Since Mexican President Andrés Manuel López Obrador took office, this form of massive intimidation of the state by organized crime has increased, says director of the Mexican non-governmental organization “Mexico – United Against Crime”, Lisa Sánchez. The situation is escalating. Police officers would be murdered.
“Last month a federal judge was murdered in Colima and now we had the Mexico City security chief assassinated. Of course, this is a further increase in violence that serves to intimidate the state. This threat is not only directed at the state, but to all Mexicans. It’s very clear that some criminal organizations want to use this message to demonstrate their power. “
Despite these massive attacks, the Mexican President himself, as so often, finds only cautious words.
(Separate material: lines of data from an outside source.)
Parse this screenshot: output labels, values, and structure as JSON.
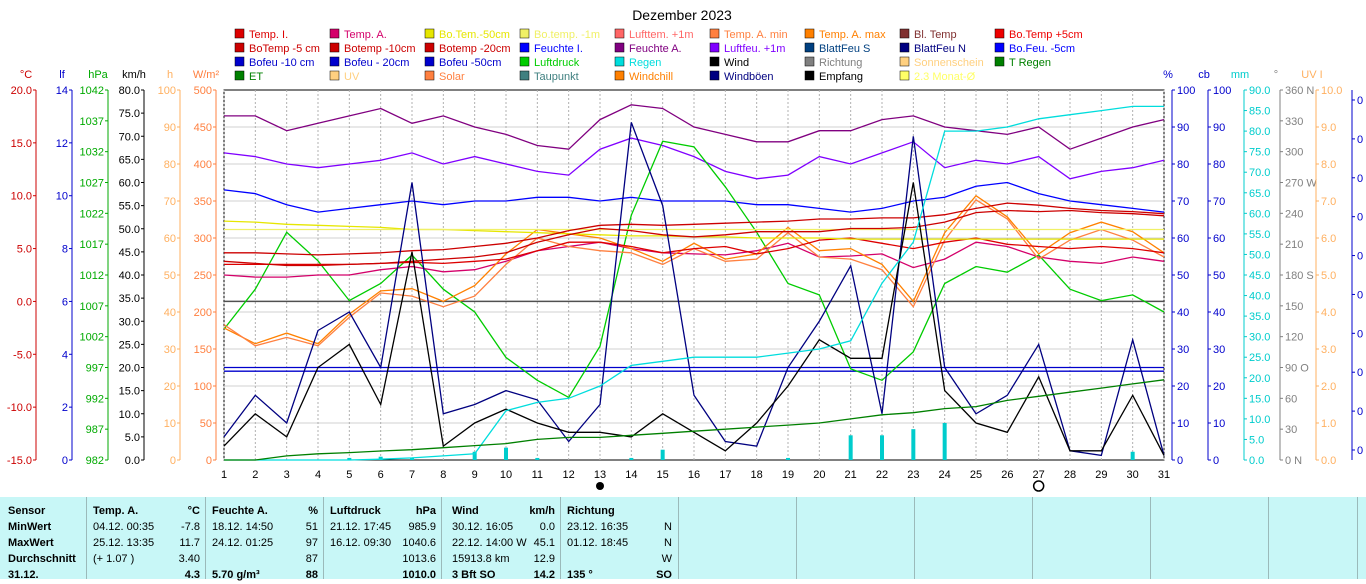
{
  "title": "Dezember 2023",
  "legend": [
    [
      {
        "label": "Temp. I.",
        "color": "#dd0000"
      },
      {
        "label": "Temp. A.",
        "color": "#d4006a"
      },
      {
        "label": "Bo.Tem.-50cm",
        "color": "#e6e600"
      },
      {
        "label": "Bo.temp. -1m",
        "color": "#f0f066"
      },
      {
        "label": "Lufttem. +1m",
        "color": "#ff6666"
      },
      {
        "label": "Temp. A. min",
        "color": "#ff8040"
      },
      {
        "label": "Temp. A. max",
        "color": "#ff8000"
      },
      {
        "label": "Bl. Temp",
        "color": "#803030"
      },
      {
        "label": "Bo.Temp +5cm",
        "color": "#ee0000"
      }
    ],
    [
      {
        "label": "BoTemp -5 cm",
        "color": "#cc0000"
      },
      {
        "label": "Botemp -10cm",
        "color": "#cc0000"
      },
      {
        "label": "Botemp -20cm",
        "color": "#cc0000"
      },
      {
        "label": "Feuchte I.",
        "color": "#0000ff"
      },
      {
        "label": "Feuchte A.",
        "color": "#800080"
      },
      {
        "label": "Luftfeu. +1m",
        "color": "#8000ff"
      },
      {
        "label": "BlattFeu S",
        "color": "#004080"
      },
      {
        "label": "BlattFeu N",
        "color": "#000080"
      },
      {
        "label": "Bo.Feu. -5cm",
        "color": "#0000ff"
      }
    ],
    [
      {
        "label": "Bofeu -10 cm",
        "color": "#0000cc"
      },
      {
        "label": "Bofeu - 20cm",
        "color": "#0000cc"
      },
      {
        "label": "Bofeu -50cm",
        "color": "#0000cc"
      },
      {
        "label": "Luftdruck",
        "color": "#00cc00"
      },
      {
        "label": "Regen",
        "color": "#00dddd"
      },
      {
        "label": "Wind",
        "color": "#000000"
      },
      {
        "label": "Richtung",
        "color": "#808080"
      },
      {
        "label": "Sonnenschein",
        "color": "#ffd080"
      },
      {
        "label": "T Regen",
        "color": "#008000"
      }
    ],
    [
      {
        "label": "ET",
        "color": "#008000"
      },
      {
        "label": "UV",
        "color": "#ffd080"
      },
      {
        "label": "Solar",
        "color": "#ff8040"
      },
      {
        "label": "Taupunkt",
        "color": "#408080"
      },
      {
        "label": "Windchill",
        "color": "#ff8000"
      },
      {
        "label": "Windböen",
        "color": "#000080"
      },
      {
        "label": "Empfang",
        "color": "#000000"
      },
      {
        "label": "2.3 Monat-Ø",
        "color": "#ffff66"
      }
    ]
  ],
  "left_axes": [
    {
      "unit": "°C",
      "color": "#cc0000",
      "ticks": [
        "20.0",
        "15.0",
        "10.0",
        "5.0",
        "0.0",
        "-5.0",
        "-10.0",
        "-15.0"
      ]
    },
    {
      "unit": "lf",
      "color": "#0000cc",
      "ticks": [
        "14",
        "12",
        "10",
        "8",
        "6",
        "4",
        "2",
        "0"
      ]
    },
    {
      "unit": "hPa",
      "color": "#00aa00",
      "ticks": [
        "1042",
        "1037",
        "1032",
        "1027",
        "1022",
        "1017",
        "1012",
        "1007",
        "1002",
        "997",
        "992",
        "987",
        "982"
      ]
    },
    {
      "unit": "km/h",
      "color": "#000000",
      "ticks": [
        "80.0",
        "75.0",
        "70.0",
        "65.0",
        "60.0",
        "55.0",
        "50.0",
        "45.0",
        "40.0",
        "35.0",
        "30.0",
        "25.0",
        "20.0",
        "15.0",
        "10.0",
        "5.0",
        "0.0"
      ]
    },
    {
      "unit": "h",
      "color": "#ffb060",
      "ticks": [
        "100",
        "90",
        "80",
        "70",
        "60",
        "50",
        "40",
        "30",
        "20",
        "10",
        "0"
      ]
    },
    {
      "unit": "W/m²",
      "color": "#ff8040",
      "ticks": [
        "500",
        "450",
        "400",
        "350",
        "300",
        "250",
        "200",
        "150",
        "100",
        "50",
        "0"
      ]
    }
  ],
  "right_axes": [
    {
      "unit": "%",
      "color": "#0000cc",
      "ticks": [
        "100",
        "90",
        "80",
        "70",
        "60",
        "50",
        "40",
        "30",
        "20",
        "10",
        "0"
      ]
    },
    {
      "unit": "cb",
      "color": "#0000cc",
      "ticks": [
        "100",
        "90",
        "80",
        "70",
        "60",
        "50",
        "40",
        "30",
        "20",
        "10",
        "0"
      ]
    },
    {
      "unit": "mm",
      "color": "#00cccc",
      "ticks": [
        "90.0",
        "85.0",
        "80.0",
        "75.0",
        "70.0",
        "65.0",
        "60.0",
        "55.0",
        "50.0",
        "45.0",
        "40.0",
        "35.0",
        "30.0",
        "25.0",
        "20.0",
        "15.0",
        "10.0",
        "5.0",
        "0.0"
      ]
    },
    {
      "unit": "°",
      "color": "#808080",
      "ticks": [
        "360 N",
        "330",
        "300",
        "270 W",
        "240",
        "210",
        "180 S",
        "150",
        "120",
        "90 O",
        "60",
        "30",
        "0 N"
      ]
    },
    {
      "unit": "UV I",
      "color": "#ffb060",
      "ticks": [
        "10.0",
        "9.0",
        "8.0",
        "7.0",
        "6.0",
        "5.0",
        "4.0",
        "3.0",
        "2.0",
        "1.0",
        "0.0"
      ]
    },
    {
      "unit": "",
      "color": "#0000cc",
      "ticks": [
        "0",
        "0",
        "0",
        "0",
        "0",
        "0",
        "0",
        "0",
        "0",
        "0"
      ]
    }
  ],
  "chart_data": {
    "type": "line",
    "title": "Dezember 2023",
    "x": [
      1,
      2,
      3,
      4,
      5,
      6,
      7,
      8,
      9,
      10,
      11,
      12,
      13,
      14,
      15,
      16,
      17,
      18,
      19,
      20,
      21,
      22,
      23,
      24,
      25,
      26,
      27,
      28,
      29,
      30,
      31
    ],
    "xlim": [
      1,
      31
    ],
    "series": [
      {
        "name": "Feuchte A.",
        "axis": "%",
        "color": "#800080",
        "values": [
          93,
          93,
          89,
          91,
          93,
          95,
          91,
          93,
          90,
          88,
          85,
          84,
          92,
          96,
          95,
          90,
          88,
          86,
          86,
          89,
          89,
          92,
          93,
          90,
          89,
          88,
          90,
          84,
          87,
          90,
          92
        ]
      },
      {
        "name": "Luftfeu. +1m",
        "axis": "%",
        "color": "#8000ff",
        "values": [
          83,
          82,
          80,
          79,
          80,
          81,
          83,
          80,
          82,
          80,
          78,
          77,
          84,
          87,
          85,
          82,
          78,
          76,
          77,
          82,
          80,
          83,
          86,
          79,
          81,
          80,
          82,
          76,
          78,
          79,
          81
        ]
      },
      {
        "name": "Feuchte I.",
        "axis": "%",
        "color": "#0000ff",
        "values": [
          73,
          72,
          69,
          67,
          68,
          69,
          70,
          69,
          70,
          70,
          71,
          71,
          70,
          71,
          70,
          70,
          70,
          69,
          69,
          68,
          67,
          68,
          70,
          71,
          74,
          75,
          72,
          70,
          69,
          68,
          67
        ]
      },
      {
        "name": "Bofeu -10 cm",
        "axis": "%",
        "color": "#0000cc",
        "values": [
          25,
          25,
          25,
          25,
          25,
          25,
          25,
          25,
          25,
          25,
          25,
          25,
          25,
          25,
          25,
          25,
          25,
          25,
          25,
          25,
          25,
          25,
          25,
          25,
          25,
          25,
          25,
          25,
          25,
          25,
          25
        ]
      },
      {
        "name": "Bofeu -50cm",
        "axis": "%",
        "color": "#0000cc",
        "values": [
          24,
          24,
          24,
          24,
          24,
          24,
          24,
          24,
          24,
          24,
          24,
          24,
          24,
          24,
          24,
          24,
          24,
          24,
          24,
          24,
          24,
          24,
          24,
          24,
          24,
          24,
          24,
          24,
          24,
          24,
          24
        ]
      },
      {
        "name": "Luftdruck",
        "axis": "hPa",
        "color": "#00cc00",
        "values": [
          1005,
          1012,
          1022,
          1017,
          1010,
          1013,
          1018,
          1012,
          1008,
          1000,
          996,
          993,
          1002,
          1025,
          1038,
          1037,
          1030,
          1022,
          1013,
          1011,
          998,
          996,
          1001,
          1013,
          1016,
          1015,
          1018,
          1012,
          1010,
          1011,
          1008
        ]
      },
      {
        "name": "Temp. A.",
        "axis": "°C",
        "color": "#d4006a",
        "values": [
          2.5,
          2.3,
          2.3,
          2.5,
          2.5,
          3.0,
          3.3,
          2.8,
          3.0,
          3.8,
          4.8,
          5.2,
          5.6,
          5.0,
          4.6,
          4.5,
          4.4,
          4.8,
          5.5,
          4.2,
          4.3,
          4.5,
          3.2,
          4.0,
          5.6,
          5.2,
          4.2,
          3.8,
          3.6,
          4.2,
          3.8
        ]
      },
      {
        "name": "Temp. A. max",
        "axis": "°C",
        "color": "#ff8000",
        "values": [
          -2.5,
          -4.0,
          -3.0,
          -4.0,
          -1.2,
          1.0,
          1.2,
          0.0,
          1.5,
          4.5,
          6.8,
          6.4,
          6.0,
          5.0,
          3.8,
          5.5,
          4.0,
          4.5,
          7.0,
          4.8,
          5.0,
          3.5,
          0.0,
          6.5,
          10.0,
          8.0,
          4.5,
          6.5,
          7.5,
          6.6,
          4.6
        ]
      },
      {
        "name": "Temp. A. min",
        "axis": "°C",
        "color": "#ff8040",
        "values": [
          -2.2,
          -4.2,
          -3.4,
          -4.2,
          -1.5,
          0.8,
          0.5,
          -0.5,
          0.5,
          3.5,
          6.0,
          5.2,
          4.8,
          4.6,
          3.5,
          5.0,
          3.8,
          4.0,
          6.5,
          4.2,
          4.0,
          3.0,
          -0.5,
          5.8,
          9.6,
          7.8,
          4.0,
          5.8,
          6.8,
          5.8,
          4.2
        ]
      },
      {
        "name": "Temp. I.",
        "axis": "°C",
        "color": "#dd0000",
        "values": [
          3.5,
          3.5,
          3.5,
          3.5,
          3.5,
          3.6,
          3.7,
          3.6,
          3.8,
          4.0,
          4.8,
          5.6,
          5.6,
          5.2,
          4.6,
          5.0,
          5.2,
          4.5,
          5.0,
          5.8,
          6.0,
          5.5,
          5.0,
          5.6,
          6.0,
          5.4,
          5.2,
          5.0,
          5.2,
          5.0,
          4.6
        ]
      },
      {
        "name": "Bo.Tem.-50cm",
        "axis": "°C",
        "color": "#e6e600",
        "values": [
          7.6,
          7.5,
          7.3,
          7.2,
          7.1,
          7.0,
          6.8,
          6.8,
          6.7,
          6.6,
          6.5,
          6.4,
          6.3,
          6.2,
          6.2,
          6.1,
          6.1,
          6.0,
          6.0,
          6.0,
          5.9,
          5.9,
          5.9,
          5.9,
          5.9,
          5.9,
          5.9,
          5.9,
          5.9,
          5.9,
          5.9
        ]
      },
      {
        "name": "Bo.temp. -1m",
        "axis": "°C",
        "color": "#f0f066",
        "values": [
          6.8,
          6.8,
          6.8,
          6.8,
          6.8,
          6.8,
          6.8,
          6.8,
          6.8,
          6.8,
          6.8,
          6.8,
          6.8,
          6.8,
          6.8,
          6.8,
          6.8,
          6.8,
          6.8,
          6.8,
          6.8,
          6.8,
          6.8,
          6.8,
          6.8,
          6.8,
          6.8,
          6.8,
          6.8,
          6.8,
          6.8
        ]
      },
      {
        "name": "Botemp -10cm",
        "axis": "°C",
        "color": "#cc0000",
        "values": [
          3.8,
          3.6,
          3.4,
          3.4,
          3.5,
          3.6,
          3.8,
          4.0,
          4.2,
          4.6,
          5.6,
          6.3,
          6.9,
          6.7,
          6.3,
          6.1,
          6.3,
          6.6,
          6.6,
          6.6,
          6.9,
          6.9,
          7.0,
          7.5,
          8.4,
          8.6,
          8.5,
          8.6,
          8.4,
          8.3,
          8.1
        ]
      },
      {
        "name": "Botemp -20cm",
        "axis": "°C",
        "color": "#cc0000",
        "values": [
          4.6,
          4.6,
          4.5,
          4.4,
          4.5,
          4.6,
          4.8,
          4.9,
          5.2,
          5.5,
          6.0,
          6.7,
          7.2,
          7.3,
          7.2,
          7.3,
          7.4,
          7.5,
          7.6,
          7.8,
          7.8,
          7.9,
          7.9,
          8.2,
          8.8,
          9.3,
          9.1,
          8.8,
          8.6,
          8.5,
          8.3
        ]
      },
      {
        "name": "Windböen",
        "axis": "km/h",
        "color": "#000080",
        "values": [
          5,
          14,
          8,
          28,
          32,
          20,
          60,
          10,
          12,
          15,
          13,
          4,
          12,
          73,
          55,
          14,
          4,
          3,
          20,
          30,
          42,
          10,
          70,
          20,
          10,
          14,
          25,
          2,
          1,
          26,
          1
        ]
      },
      {
        "name": "Wind",
        "axis": "km/h",
        "color": "#000000",
        "values": [
          3,
          10,
          5,
          20,
          25,
          12,
          45,
          3,
          8,
          11,
          8,
          6,
          6,
          5,
          10,
          6,
          2,
          8,
          16,
          26,
          22,
          22,
          60,
          15,
          8,
          6,
          18,
          2,
          2,
          14,
          1
        ]
      },
      {
        "name": "Regen",
        "axis": "mm",
        "color": "#00dddd",
        "values": [
          0,
          0,
          0,
          0,
          0,
          0.2,
          0.5,
          1.0,
          1.5,
          12,
          14,
          15,
          18,
          23,
          24,
          25,
          25,
          25,
          26,
          27,
          29,
          43,
          53,
          80,
          80,
          81,
          83,
          84,
          85,
          86,
          86
        ]
      },
      {
        "name": "ET",
        "axis": "mm",
        "color": "#008000",
        "values": [
          0,
          0,
          1,
          1.5,
          1.8,
          2.2,
          2.5,
          3,
          3.5,
          4,
          5,
          5.5,
          5.5,
          6,
          6.5,
          7,
          7.5,
          8,
          8.5,
          9,
          10,
          11,
          11.5,
          12.5,
          13,
          14.5,
          15.5,
          16.5,
          17.5,
          18.5,
          19.5
        ]
      }
    ],
    "rain_bars": {
      "axis": "mm",
      "x": [
        5,
        6,
        7,
        9,
        10,
        11,
        14,
        15,
        19,
        21,
        22,
        23,
        24,
        30
      ],
      "values": [
        0.5,
        0.8,
        0.5,
        2,
        3,
        0.5,
        0.5,
        2.5,
        0.5,
        6,
        6,
        7.5,
        9,
        2
      ]
    },
    "day_markers": [
      {
        "day": 13,
        "symbol": "new-moon"
      },
      {
        "day": 27,
        "symbol": "full-moon"
      }
    ]
  },
  "stats": {
    "header": [
      "Sensor",
      "Temp. A.",
      "°C",
      "Feuchte A.",
      "%",
      "Luftdruck",
      "hPa",
      "Wind",
      "km/h",
      "Richtung",
      ""
    ],
    "rows": [
      [
        "MinWert",
        "04.12.  00:35",
        "-7.8",
        "18.12.  14:50",
        "51",
        "21.12.  17:45",
        "985.9",
        "30.12.  16:05",
        "0.0",
        "23.12.  16:35",
        "N"
      ],
      [
        "MaxWert",
        "25.12.  13:35",
        "11.7",
        "24.12.  01:25",
        "97",
        "16.12.  09:30",
        "1040.6",
        "22.12.  14:00  W",
        "45.1",
        "01.12.  18:45",
        "N"
      ],
      [
        "Durchschnitt",
        "(+ 1.07 )",
        "3.40",
        "",
        "87",
        "",
        "1013.6",
        "15913.8 km",
        "12.9",
        "",
        "W"
      ],
      [
        "31.12.",
        "",
        "4.3",
        "5.70 g/m³",
        "88",
        "",
        "1010.0",
        "3 Bft SO",
        "14.2",
        "135 °",
        "SO"
      ]
    ]
  }
}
“We are not cowards. We will achieve peace with justice, with an upright attitude. I call on everyone to behave properly – for a better society.”
López Obrador was elected Mexican President two years ago. “Abrazos, no balazos – hugs instead of shots”, this was the motto he had taken office for. He did not keep that promise.
On the contrary. The government has now lost control of entire regions of the country – for example in Guerrero, Michoacán, Veracruz. With 3,000 murders, March of this year was the bloodiest month since taking office.
Curb crime with social measures
“The Mexican president wants to curb crime with social measures and prevention programs,” explains Falko Ernst, Mexico expert at the International Crisis Group. However, the Mexican president lacks a coherent strategy. Just like his predecessors Enrique Pena Nieto and Felipe Calderón, he also relied on the military with the newly founded Guardia Nacional – the National Guard.
In addition, criminal groups have expanded their fields of activity – in addition to drug trafficking, they also focus on human trafficking, extortion of protection money, and theft of petrol. The structures of the cartels have become more confusing.
In 2006 there were six large cartels, but according to the International Crisis Group there are now 198 criminal groups that are active in Mexico and primarily focus on local markets. That is why it is important to focus on the most affected regions in order to curb violence, says Ernst.
A mammoth task. However, with the economic crisis threatened by the pandemic, the cartels that promise quick money are only becoming more attractive for young people.